Dosage: 0.03~0.3%
(To be adjusted and tested by user in accordance with their own product specification)
Typical Technical Problems in Long Life Milk Coffee beverage and their solutions:
- Fat Separation
Caused by: Instability of emulsion
Solutions:
[1] High Pressure Homogenization emulsion.
[2] Addition of Medium HLB RYOTO Suger Ester S-570 or S-770
[3] Addition of Hydrocolloids
- Precipitation
A) Caused by: Denaturation of Proteins
Solutions:
[1] Reduction of Heat Treatment proteins
[2] Addition of High & Medium HLB: RYOTO Sugar Ester P-1570 or P-1670 + S-570 or S-770.

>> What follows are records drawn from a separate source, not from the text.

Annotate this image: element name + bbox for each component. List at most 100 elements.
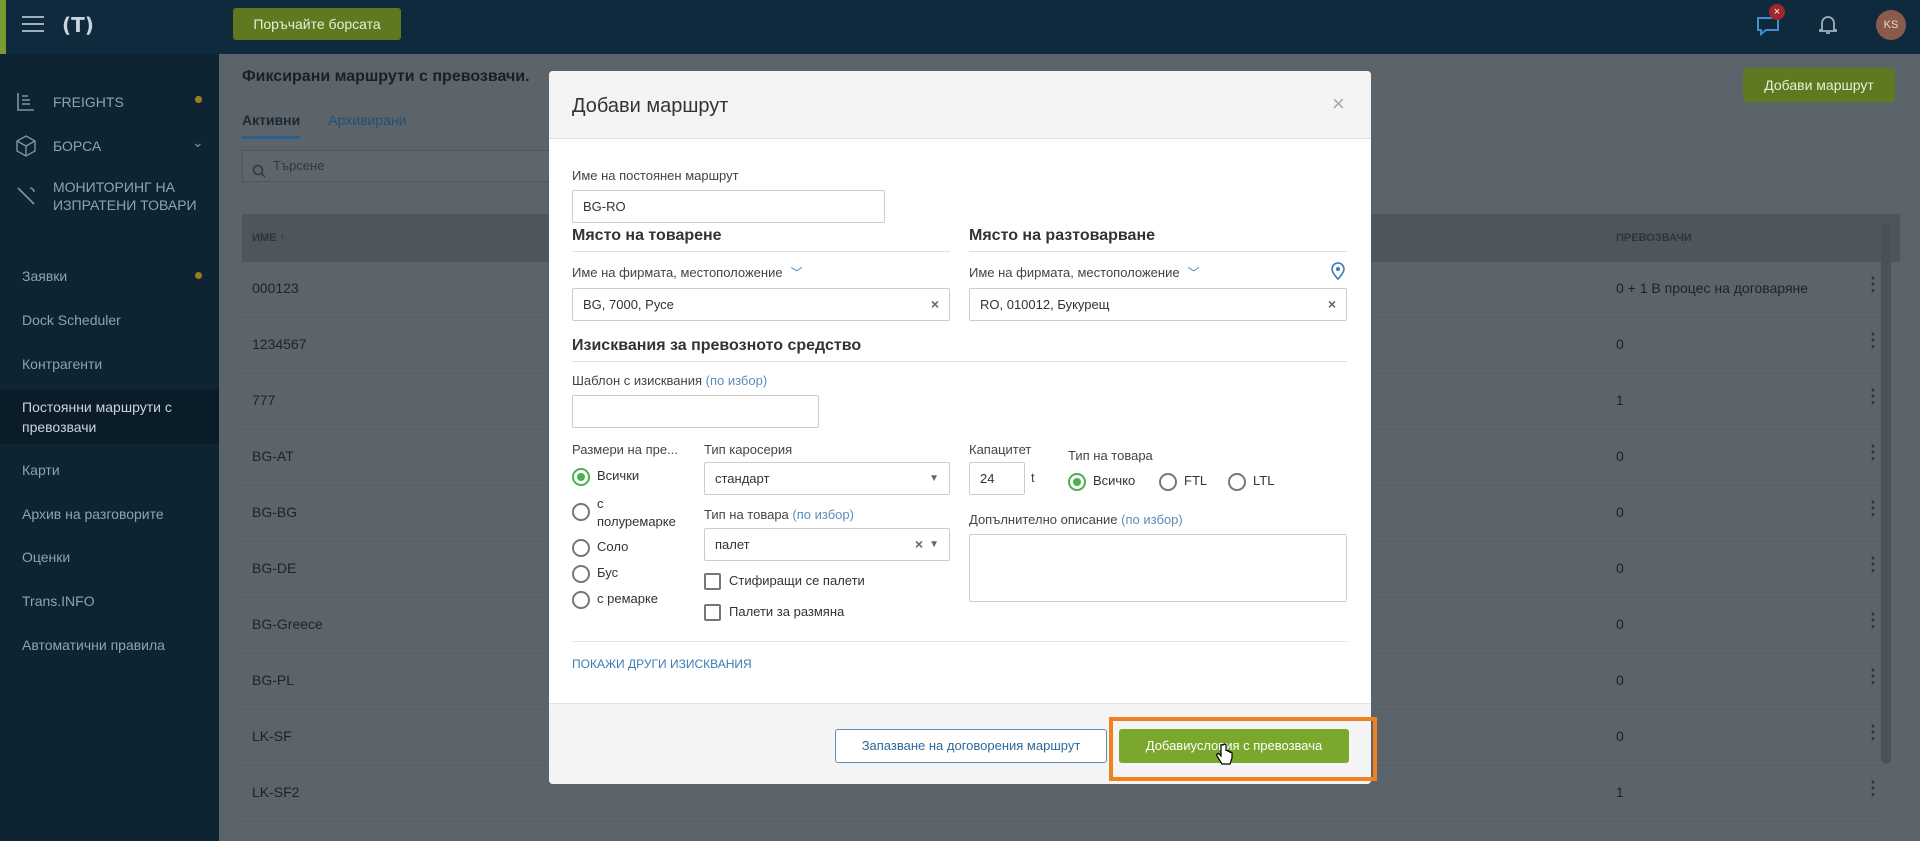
scrollbar[interactable]: [1881, 224, 1891, 764]
notification-badge: ×: [1769, 4, 1785, 20]
extra-desc-label: Допълнително описание (по избор): [969, 512, 1183, 527]
sidebar-item-transinfo[interactable]: Trans.INFO: [22, 591, 95, 611]
chevron-down-icon: ﹀: [1187, 266, 1200, 280]
kebab-menu-icon[interactable]: ⋮: [1864, 274, 1882, 295]
exchange-label: Палети за размяна: [729, 604, 845, 619]
body-type-select[interactable]: стандарт ▼: [704, 462, 950, 495]
route-name-cell: BG-AT: [252, 448, 294, 464]
requests-dot: [195, 272, 202, 279]
carriers-cell: 0: [1616, 448, 1624, 464]
kebab-menu-icon[interactable]: ⋮: [1864, 386, 1882, 407]
template-input[interactable]: [572, 395, 819, 428]
sidebar-nav-freights[interactable]: FREIGHTS: [0, 90, 219, 114]
unloading-place-value: RO, 010012, Букурещ: [980, 297, 1110, 312]
modal-header: Добави маршрут ×: [549, 71, 1371, 139]
carriers-cell: 0: [1616, 616, 1624, 632]
add-route-modal: Добави маршрут × Име на постоянен маршру…: [549, 71, 1371, 784]
sidebar-item-chat-archive[interactable]: Архив на разговорите: [22, 504, 164, 524]
carriers-cell: 1: [1616, 784, 1624, 800]
search-input[interactable]: Търсене: [242, 150, 562, 182]
column-header-name[interactable]: ИМЕ ↑: [252, 232, 285, 244]
capacity-input[interactable]: 24: [969, 462, 1025, 495]
kebab-menu-icon[interactable]: ⋮: [1864, 610, 1882, 631]
carriers-cell: 0: [1616, 728, 1624, 744]
show-more-link[interactable]: ПОКАЖИ ДРУГИ ИЗИСКВАНИЯ: [572, 657, 752, 671]
sidebar-item-dock-scheduler[interactable]: Dock Scheduler: [22, 310, 121, 330]
sidebar-nav-label: МОНИТОРИНГ НА ИЗПРАТЕНИ ТОВАРИ: [53, 179, 197, 213]
size-option-trailer[interactable]: с ремарке: [572, 590, 658, 609]
sidebar-item-auto-rules[interactable]: Автоматични правила: [22, 635, 165, 655]
close-icon[interactable]: ×: [1332, 91, 1345, 117]
kebab-menu-icon[interactable]: ⋮: [1864, 442, 1882, 463]
column-header-carriers: ПРЕВОЗВАЧИ: [1616, 232, 1692, 244]
kebab-menu-icon[interactable]: ⋮: [1864, 722, 1882, 743]
loading-picker[interactable]: Име на фирмата, местоположение ﹀: [572, 264, 803, 281]
sidebar-nav-exchange[interactable]: БОРСА ⌄: [0, 134, 219, 158]
order-exchange-button[interactable]: Поръчайте борсата: [233, 8, 401, 40]
goods-option-ltl[interactable]: LTL: [1228, 472, 1274, 491]
cargo-type-select[interactable]: палет × ▼: [704, 528, 950, 561]
kebab-menu-icon[interactable]: ⋮: [1864, 778, 1882, 799]
clear-icon[interactable]: ×: [1328, 289, 1336, 320]
route-name-cell: BG-BG: [252, 504, 298, 520]
search-icon: [252, 159, 266, 189]
kebab-menu-icon[interactable]: ⋮: [1864, 498, 1882, 519]
carriers-cell: 0 + 1 В процес на договаряне: [1616, 280, 1809, 296]
tabs: Активни Архивирани: [242, 112, 434, 139]
extra-desc-label-text: Допълнително описание: [969, 512, 1118, 527]
cube-icon: [16, 135, 36, 157]
tab-active[interactable]: Активни: [242, 112, 301, 139]
radio-off: [572, 538, 590, 557]
unloading-section-title: Място на разтоварване: [969, 227, 1347, 252]
avatar[interactable]: KS: [1876, 10, 1906, 40]
carriers-cell: 0: [1616, 336, 1624, 352]
clear-icon[interactable]: ×: [931, 289, 939, 320]
sidebar-item-maps[interactable]: Карти: [22, 460, 60, 480]
dropdown-arrow-icon: ▼: [929, 473, 939, 484]
size-option-label: с ремарке: [597, 591, 659, 606]
goods-option-ftl[interactable]: FTL: [1159, 472, 1207, 491]
add-route-button[interactable]: Добави маршрут: [1743, 68, 1895, 102]
top-bar: (T) Поръчайте борсата × KS: [0, 0, 1920, 54]
sidebar-item-requests[interactable]: Заявки: [22, 266, 67, 286]
kebab-menu-icon[interactable]: ⋮: [1864, 666, 1882, 687]
radio-off: [572, 503, 590, 521]
checkbox-box: [704, 573, 721, 591]
location-pin-icon[interactable]: [1330, 262, 1346, 280]
carriers-cell: 0: [1616, 560, 1624, 576]
cargo-type-label-text: Тип на товара: [704, 507, 789, 522]
size-option-bus[interactable]: Бус: [572, 564, 618, 583]
size-option-all[interactable]: Всички: [572, 467, 639, 486]
kebab-menu-icon[interactable]: ⋮: [1864, 554, 1882, 575]
sidebar-item-contractors[interactable]: Контрагенти: [22, 354, 102, 374]
divider: [572, 641, 1347, 642]
save-route-button[interactable]: Запазване на договорения маршрут: [835, 729, 1107, 763]
checkbox-box: [704, 604, 721, 622]
exchange-checkbox[interactable]: Палети за размяна: [704, 603, 845, 622]
sidebar-item-fixed-routes[interactable]: Постоянни маршрути с превозвачи: [0, 390, 219, 444]
dropdown-arrow-icon: ▼: [929, 539, 939, 550]
unloading-place-input[interactable]: RO, 010012, Букурещ ×: [969, 288, 1347, 321]
satellite-icon: [17, 187, 35, 205]
sidebar-item-ratings[interactable]: Оценки: [22, 547, 70, 567]
sidebar-nav-monitoring[interactable]: МОНИТОРИНГ НА ИЗПРАТЕНИ ТОВАРИ: [0, 176, 219, 216]
bell-icon[interactable]: [1815, 12, 1841, 38]
loading-place-input[interactable]: BG, 7000, Русе ×: [572, 288, 950, 321]
route-name-input[interactable]: BG-RO: [572, 190, 885, 223]
kebab-menu-icon[interactable]: ⋮: [1864, 330, 1882, 351]
extra-desc-textarea[interactable]: [969, 534, 1347, 602]
clear-icon[interactable]: ×: [915, 529, 923, 560]
modal-title: Добави маршрут: [572, 95, 729, 117]
logo[interactable]: (T): [62, 13, 94, 37]
unloading-picker-label: Име на фирмата, местоположение: [969, 265, 1180, 280]
capacity-value: 24: [980, 471, 995, 486]
size-option-solo[interactable]: Соло: [572, 538, 628, 557]
route-name-cell: BG-PL: [252, 672, 295, 688]
size-option-semitrailer[interactable]: с полуремарке: [572, 495, 682, 531]
goods-option-all[interactable]: Всичко: [1068, 472, 1135, 491]
tab-archived[interactable]: Архивирани: [328, 112, 406, 136]
menu-icon[interactable]: [22, 16, 44, 34]
size-label: Размери на пре...: [572, 442, 678, 457]
stackable-checkbox[interactable]: Стифиращи се палети: [704, 572, 865, 591]
unloading-picker[interactable]: Име на фирмата, местоположение ﹀: [969, 264, 1200, 281]
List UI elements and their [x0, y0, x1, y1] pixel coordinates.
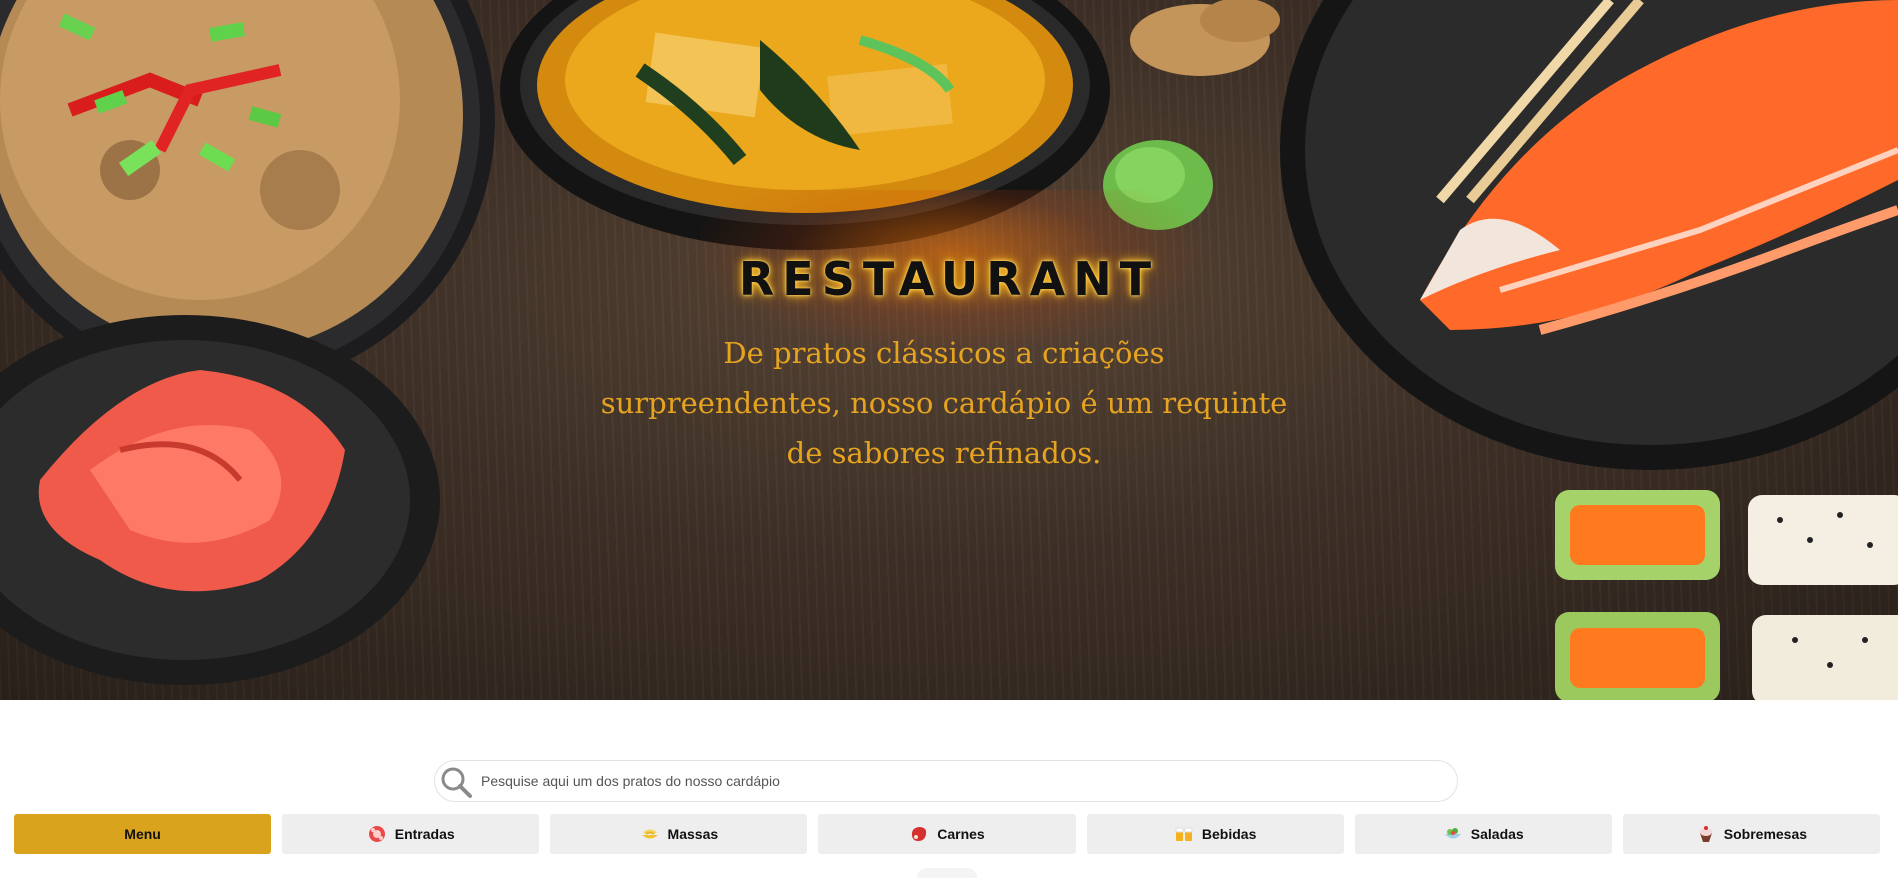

B) Caused by: Insolubility of Carbohydrate
Solutions:
[1] Enzymatic Treatment of Coffee Extract
[2] Addition of Xanthan Gum
- Spoilage
Caused by: Thermophilic bacteria
Solutions:
[1] Addition of RYOTO Sugar Ester with rich mono-palmitate content (RYOTO Monoester-P)
[2] Heat Treatment
IMPORTANT NOTES: Sucrose esters (SE) should be mixed with dairy ingredients before mixing coffee extract. Do not mix SE with coffee extract because the extract contains enough of the SE. pH adjustment is very important because pH affects both emulsion stability and also the bacteriostatic activity of SE.